Despite being made in 1993 Badge of Silence reeks of the 80s farmore than Cordells rotten flesh, basically it's part slasher flick, part cop shoot 'em up. There's stunt doubles, car chases and cops on the edge. To its credit Larry Cohen's Maniac Cop 3 story touches on some topical issues, problems with gun crime, the TV/press manipulation and corrupt officials.
With a hint of the Bride of Frankenstein and a more blatant supernatural overtone Robert Z'Dar is reduced to a zombie with a bigger chin than Bruce Campbell as wronged cop Matt Cordell. It feels like Z'Dar has less to do this time around and through no fault of his own his character is a shade of grey with his motivations as murky as cities officials.
The casting is above par for this kind of flick. Robert Davi is on form as usual, returning as Det. Sean McKinney and pretty much owns each scene with a Dirty Harry grimace. Top character actors Robert Forster and Paul Gleason have welcomed bit parts with Ted Raimi putting in cameo.
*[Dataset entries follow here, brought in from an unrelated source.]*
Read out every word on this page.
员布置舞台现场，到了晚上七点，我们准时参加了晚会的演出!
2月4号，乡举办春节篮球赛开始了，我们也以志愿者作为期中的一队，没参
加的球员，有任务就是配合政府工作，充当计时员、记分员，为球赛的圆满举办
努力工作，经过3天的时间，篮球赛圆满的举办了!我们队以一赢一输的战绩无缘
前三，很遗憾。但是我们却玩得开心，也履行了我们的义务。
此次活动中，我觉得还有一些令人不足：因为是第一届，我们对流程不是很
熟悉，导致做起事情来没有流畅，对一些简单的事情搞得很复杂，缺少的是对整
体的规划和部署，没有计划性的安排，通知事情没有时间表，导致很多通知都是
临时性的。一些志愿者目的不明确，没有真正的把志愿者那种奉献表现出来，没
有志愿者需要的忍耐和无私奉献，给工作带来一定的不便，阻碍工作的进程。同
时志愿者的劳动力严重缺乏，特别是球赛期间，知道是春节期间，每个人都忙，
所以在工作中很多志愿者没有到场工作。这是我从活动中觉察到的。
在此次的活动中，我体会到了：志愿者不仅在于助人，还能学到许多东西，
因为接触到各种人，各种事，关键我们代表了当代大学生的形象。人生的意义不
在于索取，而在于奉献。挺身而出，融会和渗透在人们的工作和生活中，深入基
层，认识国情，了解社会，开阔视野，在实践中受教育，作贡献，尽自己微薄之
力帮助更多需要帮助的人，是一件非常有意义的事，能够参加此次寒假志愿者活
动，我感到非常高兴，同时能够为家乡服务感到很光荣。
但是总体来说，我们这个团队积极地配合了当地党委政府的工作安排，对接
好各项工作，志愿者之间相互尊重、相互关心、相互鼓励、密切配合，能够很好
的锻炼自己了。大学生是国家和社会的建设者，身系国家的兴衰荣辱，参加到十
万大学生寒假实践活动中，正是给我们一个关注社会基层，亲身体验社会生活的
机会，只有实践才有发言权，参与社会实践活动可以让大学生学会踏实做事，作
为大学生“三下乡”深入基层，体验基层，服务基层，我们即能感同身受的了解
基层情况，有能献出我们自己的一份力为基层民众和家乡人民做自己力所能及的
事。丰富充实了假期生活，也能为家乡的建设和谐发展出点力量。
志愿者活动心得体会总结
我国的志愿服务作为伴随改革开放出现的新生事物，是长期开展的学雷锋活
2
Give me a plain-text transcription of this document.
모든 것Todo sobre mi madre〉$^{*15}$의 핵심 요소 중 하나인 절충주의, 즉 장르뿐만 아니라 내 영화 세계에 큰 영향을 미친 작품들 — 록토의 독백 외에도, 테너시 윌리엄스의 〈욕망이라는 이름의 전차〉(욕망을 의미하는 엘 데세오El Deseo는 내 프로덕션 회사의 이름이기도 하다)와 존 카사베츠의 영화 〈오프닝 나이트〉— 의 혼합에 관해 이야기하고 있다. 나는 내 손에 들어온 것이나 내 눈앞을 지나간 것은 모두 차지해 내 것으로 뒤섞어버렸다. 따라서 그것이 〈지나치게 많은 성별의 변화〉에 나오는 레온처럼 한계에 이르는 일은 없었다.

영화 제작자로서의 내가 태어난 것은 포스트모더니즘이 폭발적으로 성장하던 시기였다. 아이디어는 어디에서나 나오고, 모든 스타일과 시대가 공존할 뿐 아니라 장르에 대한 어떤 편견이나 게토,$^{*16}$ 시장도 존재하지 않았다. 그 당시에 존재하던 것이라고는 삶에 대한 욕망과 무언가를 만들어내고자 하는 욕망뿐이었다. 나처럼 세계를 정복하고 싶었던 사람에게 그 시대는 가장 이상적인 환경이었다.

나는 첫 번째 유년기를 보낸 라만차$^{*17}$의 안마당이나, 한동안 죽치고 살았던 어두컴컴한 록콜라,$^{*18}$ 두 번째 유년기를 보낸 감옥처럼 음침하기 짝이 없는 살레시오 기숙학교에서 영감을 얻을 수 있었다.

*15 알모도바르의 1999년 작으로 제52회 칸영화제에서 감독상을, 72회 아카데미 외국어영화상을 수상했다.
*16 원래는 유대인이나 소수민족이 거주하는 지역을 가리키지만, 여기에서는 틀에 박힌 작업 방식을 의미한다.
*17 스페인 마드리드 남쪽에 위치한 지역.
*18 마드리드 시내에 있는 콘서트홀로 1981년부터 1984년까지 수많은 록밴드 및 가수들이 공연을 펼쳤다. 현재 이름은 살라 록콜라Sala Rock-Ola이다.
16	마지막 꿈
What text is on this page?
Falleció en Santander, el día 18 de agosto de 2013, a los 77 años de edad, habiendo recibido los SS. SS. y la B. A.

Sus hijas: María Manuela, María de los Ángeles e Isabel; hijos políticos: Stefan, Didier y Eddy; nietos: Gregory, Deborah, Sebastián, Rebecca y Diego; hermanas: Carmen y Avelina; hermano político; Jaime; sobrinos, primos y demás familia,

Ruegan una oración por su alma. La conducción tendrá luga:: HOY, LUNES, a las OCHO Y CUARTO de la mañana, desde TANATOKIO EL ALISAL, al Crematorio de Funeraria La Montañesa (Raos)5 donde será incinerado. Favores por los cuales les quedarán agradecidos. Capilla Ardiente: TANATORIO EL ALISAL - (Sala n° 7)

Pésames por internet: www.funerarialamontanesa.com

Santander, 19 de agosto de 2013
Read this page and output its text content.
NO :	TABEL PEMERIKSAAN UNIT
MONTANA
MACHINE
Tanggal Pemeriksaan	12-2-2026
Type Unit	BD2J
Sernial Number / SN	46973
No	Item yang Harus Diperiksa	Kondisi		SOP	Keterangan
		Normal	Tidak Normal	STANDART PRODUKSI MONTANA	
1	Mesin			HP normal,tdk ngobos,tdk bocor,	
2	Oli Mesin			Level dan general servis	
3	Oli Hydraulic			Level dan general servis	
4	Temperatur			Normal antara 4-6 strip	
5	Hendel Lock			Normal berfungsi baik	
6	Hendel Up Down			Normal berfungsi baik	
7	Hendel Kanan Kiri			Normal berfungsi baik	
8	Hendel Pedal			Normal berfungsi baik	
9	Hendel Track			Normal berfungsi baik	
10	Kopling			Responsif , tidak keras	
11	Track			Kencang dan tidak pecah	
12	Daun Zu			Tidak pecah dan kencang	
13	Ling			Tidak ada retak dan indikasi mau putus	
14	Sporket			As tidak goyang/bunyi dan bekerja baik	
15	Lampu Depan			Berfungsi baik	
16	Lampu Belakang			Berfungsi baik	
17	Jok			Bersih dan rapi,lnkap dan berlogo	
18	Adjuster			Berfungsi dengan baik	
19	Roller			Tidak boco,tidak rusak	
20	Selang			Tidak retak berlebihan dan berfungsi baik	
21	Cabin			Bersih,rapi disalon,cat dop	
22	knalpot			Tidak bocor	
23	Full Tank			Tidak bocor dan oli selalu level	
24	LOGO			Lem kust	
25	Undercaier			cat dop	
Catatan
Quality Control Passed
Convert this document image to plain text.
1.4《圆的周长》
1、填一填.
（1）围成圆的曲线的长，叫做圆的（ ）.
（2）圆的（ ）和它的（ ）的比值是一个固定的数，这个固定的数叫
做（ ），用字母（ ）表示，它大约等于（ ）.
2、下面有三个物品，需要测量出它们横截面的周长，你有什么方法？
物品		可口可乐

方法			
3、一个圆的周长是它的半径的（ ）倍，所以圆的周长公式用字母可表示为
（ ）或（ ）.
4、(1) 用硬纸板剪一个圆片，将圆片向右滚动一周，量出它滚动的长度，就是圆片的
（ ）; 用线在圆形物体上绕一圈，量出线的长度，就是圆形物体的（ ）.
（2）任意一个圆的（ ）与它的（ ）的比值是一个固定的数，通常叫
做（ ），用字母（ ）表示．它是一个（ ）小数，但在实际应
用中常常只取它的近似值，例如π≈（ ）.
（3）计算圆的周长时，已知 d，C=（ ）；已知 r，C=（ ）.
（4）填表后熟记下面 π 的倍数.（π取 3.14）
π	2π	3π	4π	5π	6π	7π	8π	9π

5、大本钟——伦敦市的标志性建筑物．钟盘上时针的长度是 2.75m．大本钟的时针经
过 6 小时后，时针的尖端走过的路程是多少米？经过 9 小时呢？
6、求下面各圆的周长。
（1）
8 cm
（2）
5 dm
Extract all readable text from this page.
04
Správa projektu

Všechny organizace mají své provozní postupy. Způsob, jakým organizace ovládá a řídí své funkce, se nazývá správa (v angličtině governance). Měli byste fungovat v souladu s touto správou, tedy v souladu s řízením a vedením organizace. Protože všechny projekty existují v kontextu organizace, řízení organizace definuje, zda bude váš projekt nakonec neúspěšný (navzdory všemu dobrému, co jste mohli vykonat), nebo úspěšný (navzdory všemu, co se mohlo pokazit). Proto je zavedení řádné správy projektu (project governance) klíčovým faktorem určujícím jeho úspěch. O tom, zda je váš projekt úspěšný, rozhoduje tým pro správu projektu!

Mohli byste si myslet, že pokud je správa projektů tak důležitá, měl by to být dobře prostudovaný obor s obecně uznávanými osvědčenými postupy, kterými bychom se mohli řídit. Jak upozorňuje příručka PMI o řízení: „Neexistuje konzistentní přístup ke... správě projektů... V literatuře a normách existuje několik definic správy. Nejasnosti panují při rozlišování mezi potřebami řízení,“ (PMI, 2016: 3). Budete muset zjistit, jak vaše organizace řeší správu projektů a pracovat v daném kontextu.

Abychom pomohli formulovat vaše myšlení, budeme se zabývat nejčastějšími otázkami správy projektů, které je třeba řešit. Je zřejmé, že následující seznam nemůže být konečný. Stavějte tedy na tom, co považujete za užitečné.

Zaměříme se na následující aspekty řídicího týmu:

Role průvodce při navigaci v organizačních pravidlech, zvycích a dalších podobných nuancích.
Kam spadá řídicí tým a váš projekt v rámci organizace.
Where as part one shocked because of its daylight surprise setting, two because of its dark tone, grit and seediness part three is only notable for being the darkest looking installment lacking it's own identity feeling like an episode of the Equaliser starring The Terminator in places. However, where the aforementioned parts were low budget with a big budget results, edgy and delivered shocks, three falls short feeling rushed and underdeveloped retreading the antagonists past and redemption. Nevertheless, to director William Lustig's credit and writer Cohen 3 manages to mix a voodoo element and the gritty police backdrop successfully unlike for example Halloween 6 which followed two years later.
Overall, while not as entertaining nor as well executed as its predecessor it's worth seeing if only for Caitlin Dulany and Davi's performances and also to hear Joel Goldsmith overlooked score.